When we were https://clojurians.slack.com/archives/CKKPVDX53/p1706054084114799?thread_ts=1699637695.133179&cid=CKKPVDX53, you mentioned that
> For transient information, such as an API call, I will save the raw data for debugging purposes. I've used rolling logs for that kind of information. I can search it or load it when trying to figure out what went wrong. If I hit an especially strange edge case, I will have data that can reproduce it!
In one of the episodes on composition, you recommended to try to put side-effects as shallow on the stack as possible and see where it leads you.
Let's say we'd like grow a bag of data over a process with an IO component at the end, and store transient information for debugging purposes in the bag as well, with the bag to be temporarily stored somewhere. (This approach appears to me to be such a radical improvement to system observability, that's what motivates me to explore it further). We'd also like to have side-effects as shallow as possible.

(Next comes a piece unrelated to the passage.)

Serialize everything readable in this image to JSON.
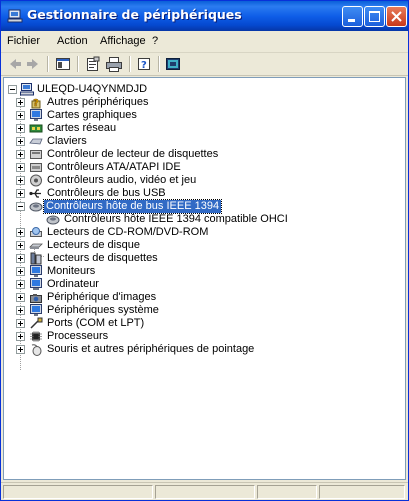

Let's say the "reasoning" resulted in the instruction "add customer john-doe" to db. Now, how to implement that?
1. The reasoning layer could create the instruction by reaching out to the customer-repo, such as (repo/add-customers-op-map customer-repo [{:name "John Doe"}])
, which returns pure data, which then the orchestrating function hands over to a thin repo/execute!
. The orchestrating function could store both the instruction and the result in the bag of data, and the side-effect appears as shallow as possible.
2. Another approach would be the "reasoning" to be decoupled from the customer-repo and the instruction could be {:op "add-customer" :customer {:name "John Doe"}}
or sth like that. The orchestrating function figures it should call repo/add-customer! (:customer instruction)
. If we'd like to get the db query to the bag of data for debugging, we'd need to return it in repo/add-customer!
. The side-effect is not as shallow as in the previous example; but inside the component, the side-effect could still be very shallow, if we decouple db query composition from the execution.
3. Another approach could be like the previous one, but dispatching on the operation, for example (repo/execute! {:op :add-customer :customer {:name ...})
where execute!
is a multimethod, with :op
being the dispatching function. If we'd like to add a faker repo and omit protocols, perhaps we can dispatch on repo type and action, such as (repo/execute! {:op :add-customer :type :fake-db :customer {:name ...})
. The execute!
returns both db-query used and the result. As I'm writing this, it seems that this last approach hits the sweet spot, with the trade-off of the side-effect being one level lower. Instructions are data-driven (loved also https://www.youtube.com/watch?v=j382BLptxCc) and semantically decoupled from the repo. The downside is to spec the return vals.
I see now that I'm complecting multiple topics together in this post. I'm sorry for that, some more clarity emerged only after I've written these lines.